Zatem, myślenie o tym, jak dbać o planetę przez projektowanie nowych rozwiązań, powinno być dzisiaj standardem każdego projektanta. Podobnie jest, jeśli chodzi o projektowanie doświadczeń?
Magda: Projektowanie doświadczeń to norma. Wyobraźmy sobie taką sytuację. Dom, troje mieszkańców. Jeden człowiek potrzebuje ciszy, gdyż medytuje. Drugi przeżywa kolejny odcinek serialu z Netflixa, więc śmieje się do telewizora. Trzeci potrzebuje dźwięków stymulujących koncentrację gdyż planuje przyrządzić posiłek. Stoi w kuchni, i słyszy, że czajnik dzwoni, zmywarka piszczy, lodówka brzęczy, woda z kranu kapie.
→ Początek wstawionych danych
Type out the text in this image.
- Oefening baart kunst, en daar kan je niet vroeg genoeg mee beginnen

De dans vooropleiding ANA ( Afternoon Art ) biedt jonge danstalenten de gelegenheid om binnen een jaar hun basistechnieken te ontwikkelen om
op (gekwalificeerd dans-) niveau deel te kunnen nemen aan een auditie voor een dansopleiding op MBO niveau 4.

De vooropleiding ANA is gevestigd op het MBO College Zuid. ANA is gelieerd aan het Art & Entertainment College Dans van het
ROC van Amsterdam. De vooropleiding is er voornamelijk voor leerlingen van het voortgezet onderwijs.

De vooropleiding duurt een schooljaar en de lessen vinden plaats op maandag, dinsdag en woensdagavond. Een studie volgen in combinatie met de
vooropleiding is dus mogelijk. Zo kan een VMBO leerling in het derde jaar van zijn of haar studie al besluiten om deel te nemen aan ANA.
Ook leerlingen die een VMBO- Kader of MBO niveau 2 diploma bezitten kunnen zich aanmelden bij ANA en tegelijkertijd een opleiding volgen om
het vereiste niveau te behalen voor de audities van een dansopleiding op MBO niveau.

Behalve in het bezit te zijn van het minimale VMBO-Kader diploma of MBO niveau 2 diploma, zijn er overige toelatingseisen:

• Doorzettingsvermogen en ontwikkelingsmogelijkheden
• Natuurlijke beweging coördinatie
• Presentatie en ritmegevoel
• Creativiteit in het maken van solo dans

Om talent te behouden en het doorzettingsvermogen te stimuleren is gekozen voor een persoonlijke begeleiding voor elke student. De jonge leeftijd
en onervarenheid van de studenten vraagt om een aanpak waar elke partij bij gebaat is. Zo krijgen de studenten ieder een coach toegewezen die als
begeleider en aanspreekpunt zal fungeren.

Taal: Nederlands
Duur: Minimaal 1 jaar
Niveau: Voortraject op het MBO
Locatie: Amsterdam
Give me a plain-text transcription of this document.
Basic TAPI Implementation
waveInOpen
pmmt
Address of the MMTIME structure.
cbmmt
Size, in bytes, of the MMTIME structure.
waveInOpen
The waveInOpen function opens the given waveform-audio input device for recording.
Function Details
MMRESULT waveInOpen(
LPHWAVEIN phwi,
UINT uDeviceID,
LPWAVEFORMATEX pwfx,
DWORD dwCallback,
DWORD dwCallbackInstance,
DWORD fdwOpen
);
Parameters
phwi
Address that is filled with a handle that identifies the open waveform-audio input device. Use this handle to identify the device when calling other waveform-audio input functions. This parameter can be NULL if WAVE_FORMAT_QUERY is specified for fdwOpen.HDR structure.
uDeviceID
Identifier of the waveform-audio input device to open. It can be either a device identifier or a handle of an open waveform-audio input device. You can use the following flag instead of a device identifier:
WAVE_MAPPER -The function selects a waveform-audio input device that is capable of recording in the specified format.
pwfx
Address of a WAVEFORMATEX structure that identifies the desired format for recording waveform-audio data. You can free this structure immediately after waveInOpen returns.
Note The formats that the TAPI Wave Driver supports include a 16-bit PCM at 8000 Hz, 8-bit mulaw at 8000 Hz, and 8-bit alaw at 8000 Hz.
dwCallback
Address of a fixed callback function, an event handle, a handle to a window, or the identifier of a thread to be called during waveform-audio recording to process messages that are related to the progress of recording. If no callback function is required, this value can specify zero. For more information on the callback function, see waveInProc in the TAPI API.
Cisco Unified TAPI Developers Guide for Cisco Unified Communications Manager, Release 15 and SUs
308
Alexa proponuje nowy przepis, a z drugiego pokoju ktoś „rży, jak koń” gdyż właśnie ogląda komedię. I ta cała orkiestra dźwięków dzieje się w tym samym miejscu i czasie. Uważam, że wszystkie wrażenia sensualne definiują nasze doświadczenia i moim zdaniem jeśli projektant nie weźmie tych zmiennych pod uwagę to jego projekt przegra walkę o klienta. Nie ma już dzisiaj innego projektowania, niż z uwzględnieniem potrzeb człowieka, czyli tego który korzysta z kuchni i szału dostaje bo wrócił z pracy, jest zmęczony. Chce odpocząć, a w domu jest współczesny hałas, dlatego, że producenci rozwiązań nie zsynchronizowali dźwięków wydawanych przez ich urządzenia. A ponieważ żyjemy w bardzo przeboćcowanej rzeczywistości, w której dociera do nas bardzo dużo informacji, to projektowanie z perspektywy jednostki i konkretnej potrzeby jest koniecznie niezbędny do wdrażania innowacyjnych rozwiązań.
Czyli rolą projektanta jest decydowanie o tym co i jak doświadczamy?
Magda: Oczywiście, że tak. Jak mawia Ilse Crawford „Everything is orchestrated”. Oznacza to tyle, że dobry design to taki, z którym człowiek dobrze się czuje. Gdyż wszystko jest ze sobą dobrze zgrane i zharmonizowane. Rolą projektanta jest branie odpowiedzialności za te doświadczenia i decydowanie, dlaczego tak jest. I tu wyłania się różnica pomiędzy artystą a projektantem. O ile artysta, prowadząc projekt np. towarzyszący dzisiejszej konferencji Silence Meal (projekt Niny Backman przyp. redakcji), prowadzi pewnego rodzaju eksperyment wrażeniowy. Zatrzymuje nas na chwilę i prowokuje do tego by usiąść do stołu i zjeść z nieznajomym „niemy” posiłek. Może nam się to podobać, może nas to zdenerwować, wzruszyć lub zastanowić. Jedno jest pewne artysta osiągnął swój cel: wywołał emocje i refleksję na wybrane przez siebie zagadnienie. Natomiast projektant od początku do końca musi być odpowiedzialny za projekt, który wdraża i doświadczenia, jakie tym rozwiązaniem wywołuje. Musi być świadomy jakie emocje chce wywołać, dlaczego i znaleźć dla nich rozwiązania.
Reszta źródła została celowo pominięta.